Holbard who might have traces of dragon blood, and used it at the equinox, when the magical essence in nature is strongest and when the dragons come together in greatest numbers to celebrate, it might work one more time. And it did.”

“And we stole it,” Anders concluded. “To try and find my sister.”

There was another round of rumbling from the adults, most of whom, Anders knew from the day before, still didn’t believe Rayna could be his sister, since he was a wolf and she was a dragon.

The man with the blond braid who might be Ellukka’s father leaned forward. “And where is the chalice now?” he asked.

Anders and Lisabet exchanged a look—the dragons really weren’t going to like this answer.

“We dropped it,” Anders said. “When Rayna and Ellukka and Mikkel found us on the mountainside. We think our class was tracking us, so they probably found it.”

“So you left a trail,” Bushy Beard said, lifting a finger to point at them. “You showed them the way to attack us!”

“No!” Anders and Lisabet replied in unison. “Of course not!”

“Father,” protested Ellukka from one side, in unexpected defense, but the big man with the blond braid

 

 

shook his head at her, and she fell silent.

Leif lifted one hand to still the murmurs that were starting again. “If I were going to leave a trail for attackers,” he said mildly, “I’m not sure I’d leave it for an army of twelve-year-olds, and luckily for us, that is what we got.”

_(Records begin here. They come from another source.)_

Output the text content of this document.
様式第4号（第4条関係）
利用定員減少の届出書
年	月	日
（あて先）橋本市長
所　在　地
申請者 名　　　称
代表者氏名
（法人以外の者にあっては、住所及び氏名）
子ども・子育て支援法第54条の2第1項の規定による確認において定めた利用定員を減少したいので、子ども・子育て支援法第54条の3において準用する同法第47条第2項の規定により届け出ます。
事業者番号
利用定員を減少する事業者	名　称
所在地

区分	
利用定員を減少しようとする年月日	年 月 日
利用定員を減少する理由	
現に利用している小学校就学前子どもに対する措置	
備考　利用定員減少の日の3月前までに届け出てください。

“This time,” said a pallid, silver-haired woman farther up the table, her expression grim.

“What will the wolves do?” Leif asked Anders and Lisabet. “Will they be readying themselves for war?”

Anders was torn—how did he answer that? The truth was, he and Lisabet knew that Sigrid was doing exactly that. They’d overheard her talking about her animosity toward the dragons in her study, the need to find them. But if he admitted that, would the dragons just attack the wolves before the wolves could make the first move?

Lisabet answered quietly. “They don’t know enough about you. It’s easy to believe stories—you believe them about us, I can tell. And there have been fires and kidnappings in Holbard. Our class came to rescue us, not to fight. But like you said, we’re twelve. The leaders of the wolves don’t discuss their plans with us.”

Her voice was calm and even. However upset she was about losing the only home she’d ever known, she was doing a good job now of explaining why they should be allowed to stay at Drekhelm.

 

 

Finally, one of the two youngest members of the Dragonmeet spoke, the girl. She had light-brown skin and curly blond hair tamed into a messy bun. Her mouth and her round cheeks looked as though they were made for smiling, which made it hard to be afraid of her. “It was only ten years ago, the last great battle,” she said. “Don’t the wolves remember how things were before it?”


“I don’t,” Lisabet replied. “We were only two years old when it happened. But the way I hear it, things weren’t easy between dragons and wolves even then.”